As for the referenced support case, when the customer installed a newer version of the tomcat plugin, it may have introduced a new version of the Tomcat Server type such that that resource type did not have its deleted flag set, but all of the other types in the tomcat plugin were still deleted and eventually purged.
Fortunately the solution is much less complex than the problem. When a plugin is deleted and purged, we cannot allow for that plugin (or a newer version of it) to be re-installed until all of the data associated with that plugin has been purged from the database.
After further investigation, it turns out that my lengthy explanation in comment 2 is not entirely correct. Here is the root cause. When a plugin is deleted, the plugin, all of its resource types, and all resources for those types are marked for deletion. There are separate quartz jobs that run periodically to purge resources, resource types, and plugins. It was possible for a plugin to get purged before all of its resource types.

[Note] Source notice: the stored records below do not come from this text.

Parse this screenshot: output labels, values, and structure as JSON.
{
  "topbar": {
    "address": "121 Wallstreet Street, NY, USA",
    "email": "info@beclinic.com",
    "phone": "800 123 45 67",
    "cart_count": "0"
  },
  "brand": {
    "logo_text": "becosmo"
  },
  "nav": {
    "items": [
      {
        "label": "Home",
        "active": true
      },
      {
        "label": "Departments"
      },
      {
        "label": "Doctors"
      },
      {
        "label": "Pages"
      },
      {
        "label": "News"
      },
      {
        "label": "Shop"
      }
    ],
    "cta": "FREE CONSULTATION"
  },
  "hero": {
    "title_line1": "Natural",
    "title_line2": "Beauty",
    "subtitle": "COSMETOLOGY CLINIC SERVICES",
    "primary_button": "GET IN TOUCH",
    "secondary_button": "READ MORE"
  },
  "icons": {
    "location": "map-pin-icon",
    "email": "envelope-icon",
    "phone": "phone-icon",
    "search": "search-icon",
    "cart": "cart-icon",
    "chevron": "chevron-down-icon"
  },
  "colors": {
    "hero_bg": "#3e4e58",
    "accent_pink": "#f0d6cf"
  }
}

As soon as the plugin is purged (i.e., deleted from the rhq_plugin table) a user can re-install the plugin. If the plugin is re-installed before its resource types are purged, some or all of those resource types that get re-installed/updated will still wind up getting purged. This is where things get problematic because agents will have those types; however, any resources of those types will never get merged into the server's inventory because the types do not exist on the server.

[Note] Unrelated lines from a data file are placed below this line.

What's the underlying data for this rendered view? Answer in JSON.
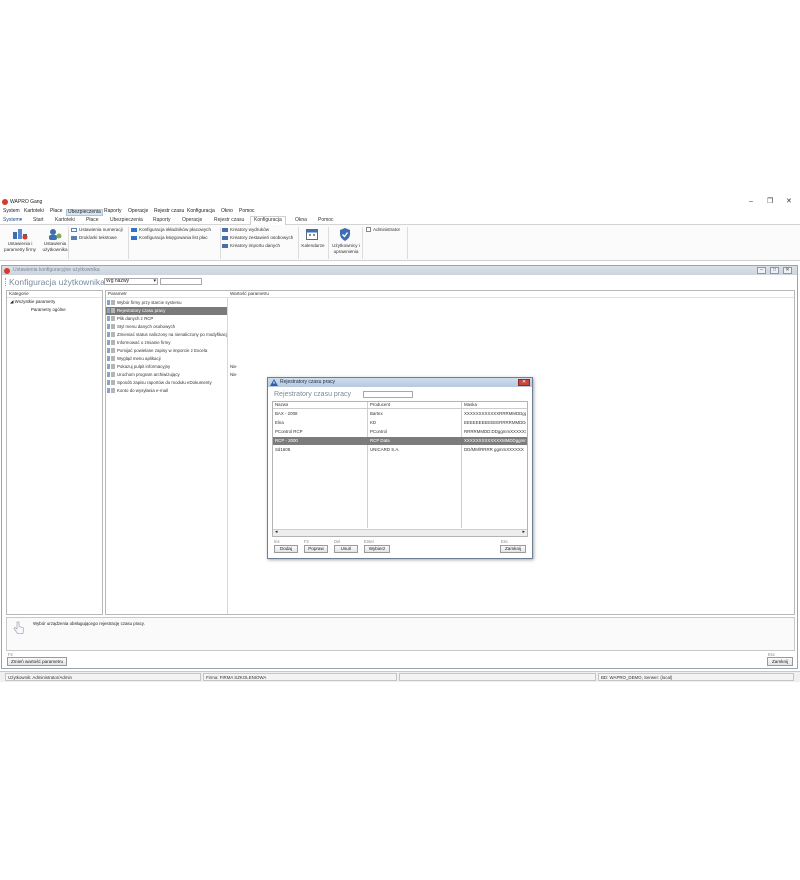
{
  "app": {
    "title": "WAPRO Gang",
    "window_controls": {
      "minimize": "–",
      "maximize": "❐",
      "close": "✕"
    }
  },
  "menu": [
    "System",
    "Kartoteki",
    "Płace",
    "Ubezpieczenia",
    "Raporty",
    "Operacje",
    "Rejestr czasu",
    "Konfiguracja",
    "Okno",
    "Pomoc"
  ],
  "menu_active": "Ubezpieczenia",
  "tabs": [
    "System",
    "Start",
    "Kartoteki",
    "Płace",
    "Ubezpieczenia",
    "Raporty",
    "Operacje",
    "Rejestr czasu",
    "Konfiguracja",
    "Okna",
    "Pomoc"
  ],
  "tab_active": "Konfiguracja",
  "ribbon": {
    "company_settings": "Ustawienia i parametry firmy",
    "user_settings": "Ustawienia użytkownika",
    "numbering": "Ustawienia numeracji",
    "text_printouts": "Druk/arki tekstowe",
    "payroll_config": "Konfiguracja składników płacowych",
    "ledger_config": "Konfiguracja księgowania list płac",
    "printout_wizards": "Kreatory wydruków",
    "staffing_wizards": "Kreatory zestawień osobowych",
    "import_wizards": "Kreatory importu danych",
    "calendars": "Kalendarze",
    "users_permissions": "Użytkownicy i uprawnienia",
    "administrator": "Administrator"
  },
  "child": {
    "window_title": "Ustawienia konfiguracyjne użytkownika",
    "page_title": "Konfiguracja użytkownika",
    "filter_value": "Wg nazwy",
    "categories_header": "Kategorie",
    "categories": [
      "Wszystkie parametry",
      "Parametry ogólne"
    ],
    "param_header": "Parametr",
    "value_header": "Wartość parametru",
    "params": [
      {
        "name": "Wybór firmy przy starcie systemu",
        "value": ""
      },
      {
        "name": "Rejestratory czasu pracy",
        "value": ""
      },
      {
        "name": "Plik danych z RCP",
        "value": ""
      },
      {
        "name": "Styl menu danych osobowych",
        "value": ""
      },
      {
        "name": "Zmieniać status naliczony na nienaliczony po modyfikacji",
        "value": ""
      },
      {
        "name": "Informować o zmianie firmy",
        "value": ""
      },
      {
        "name": "Pomijać powielane zapisy w imporcie z Excela",
        "value": ""
      },
      {
        "name": "Wygląd menu aplikacji",
        "value": ""
      },
      {
        "name": "Pokazuj pulpit informacyjny",
        "value": "Nie"
      },
      {
        "name": "Uruchom program archiwizujący",
        "value": "Nie"
      },
      {
        "name": "Sposób zapisu raportów do modułu eDokumenty",
        "value": ""
      },
      {
        "name": "Konto do wysyłania e-mail",
        "value": ""
      }
    ],
    "description": "Wybór urządzenia obsługującego rejestrację czasu pracy.",
    "change_key": "F2",
    "change_button": "Zmień wartość parametru",
    "close_key": "Esc",
    "close_button": "Zamknij"
  },
  "dialog": {
    "title": "Rejestratory czasu pracy",
    "heading": "Rejestratory czasu pracy",
    "columns": [
      "Nazwa",
      "Producent",
      "Maska"
    ],
    "rows": [
      {
        "name": "BAX - 2008",
        "producer": "Bartex",
        "mask": "XXXXXXXXXXXXRRRMMDDggmm"
      },
      {
        "name": "Elna",
        "producer": "KD",
        "mask": "EEEEEEEEEEEERRRRMMDDggmm"
      },
      {
        "name": "PControl RCP",
        "producer": "PControl",
        "mask": "RRRRMMDD:DDggmmXXXXXX"
      },
      {
        "name": "RCP - 2000",
        "producer": "RCP Data",
        "mask": "XXXXXXXXXXXXXMMDDggmmTK"
      },
      {
        "name": "Sd1608",
        "producer": "UNICARD S.A.",
        "mask": "DD/MM/RRRR ggmmXXXXXX"
      }
    ],
    "selected_row": 3,
    "buttons": [
      {
        "key": "Ins",
        "label": "Dodaj"
      },
      {
        "key": "F2",
        "label": "Popraw"
      },
      {
        "key": "Del",
        "label": "Usuń"
      },
      {
        "key": "Enter",
        "label": "Wybierz"
      }
    ],
    "close": {
      "key": "Esc",
      "label": "Zamknij"
    }
  },
  "status": {
    "user": "Użytkownik: Administrator/Admin",
    "company": "Firma: FIRMA SZKOLENIOWA",
    "db": "BD: WAPRO_DEMO, Serwer: (local)"
  },
  "colors": {
    "accent": "#d83a2a",
    "selection": "#7a7a7a",
    "child_title": "#7a8a9c"
  }
}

I have committed a fix that makes sure a plugin is not purged until all of its resource types are purged.
master commit hash: 9e0684aff
Changes have been pushed to the release/jon3.1.x branch
release/jon3.1.x commit hash: a3e8b5d80f0fb
Testing this will be a little difficult due to the timing issues involved. I have tested with the postgres plugin since it involves a lot of resources in inventory. The AS 7 plugin would be another good candidate. You will want to have debug logging turned on for the server. You want to watch for debug messages from PurgeResourceTypesJob and from PurgePluginsJob. PurgePluginsJob will log a message that looks like,
Preparing to purge plugin [Postgres]
After you see that, make sure that all resource types have been deleted from the database. Use this query,
select id, name, plugin, deleted
where deleted = true and plugin = 'Postgres'
That query should return an empty result set. Once the plugin is purged re-install it. Run the plugins update command on the agent and verify that the postgres resources get merged back into inventory.
*** Bug 848868 has been marked as a duplicate of this bug. ***
Moving to ON_QA as available for test with build : https://brewweb.devel.redhat.com//buildinfo?buildID=244662.
Verified on 3.1.2.ER2 build using JBossAS7 plugin. Deleted, purged the plugin, re-installed it and verified that the resources get merged back into inventory after plugins update command on the agent.